Throughout 2012, innovators from all industries and countries are invited to participate in three challenge rounds, each with focused topics on emerging trends.
Round 1 - on networks - is closed, and the winners will be announced June 18.
Round 2 - on data - will be open May 31 - June 21. We’re looking for new ways of collecting, understanding, visualizing and helping the public use the large amounts of information generated each day. Winners will be announced in late September.
Details on Round 3 will available later this year.
Anyone, anywhere can apply for the challenge - whether for-profit start-ups or non-profit ventures. For more information on a variety of topics - from guidelines for for-profits, on intellectual property licensing, open source software and more - visit our FAQ.
Build an information network that connects to today’s social networks, but isn’t centralized and dependent on a company or investors.
Others from Diaspora to Singly/Locker Project are trying, but they focus on the tech first rather than a compelling user experience. We are building a great app first.
We begin by working with all the existing social networks, connecting first to Twitter, Facebook Google+ and Foursquare. From this base, we provide interesting analytics and insights, while using those connections to enable the creation of a new decentralized network behind the scenes.
We will draw people in through a compelling media site that encourages participation via our decentralized platform. We have unique experience in creating some of the most important tools and most influential sites on the social web. And we’re using that experience to build a decentralized, peer-to-peer network that powers a great media property with broad appeal — imagine if Digg or Reddit were open, decentralized and powered by a network instead of votes.
Prior attempts have tried to solve this problem based on the assumption that it is a technical challenge; We believe it to be a social one.
ThinkUp’s cofounders are Anil Dash and Gina Trapani. Most recently, they cofounded Expert Labs, which was backed by the MacArthur Foundation for more than a million dollars, and supported by the American Association for the Advancement of Science. Those initial efforts created the fundamental platform for this work, and allowed us to attract nearly two thousand developers to collaborate with us on this open source project, with almost 250 of them working directly on the code.

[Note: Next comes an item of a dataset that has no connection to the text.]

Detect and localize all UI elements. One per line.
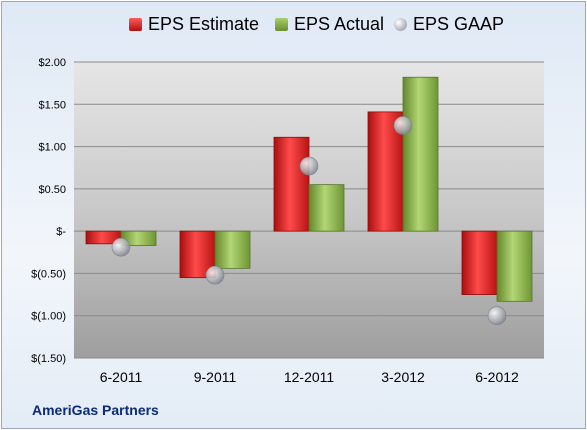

The efforts of our initial two-person team are amplified by dozens of passionate core members of the community who are eager to contribute.
We have already built our core platform, ThinkUp, which is one of the most popular web server applications to have been created in the past few years. ThinkUp has robust abilities to connect to social networks, archive your social content, analyze the activity of you and your connections, display your data in useful dashboards, and then communicate this data to other nodes in the network. We’ve built a network with over 15,000 users, more than 5,000 software installations and nearly 15 million individual social networking accounts connected, with most having joined in just the last three months.
We will build a flagship media property on top of the ThinkUp network, which uses the insights gained to power a large, mainstream advertising-supported property. In addition, we expect affiliate and referral fees from web and cloud hosting providers to provide substantial revenues.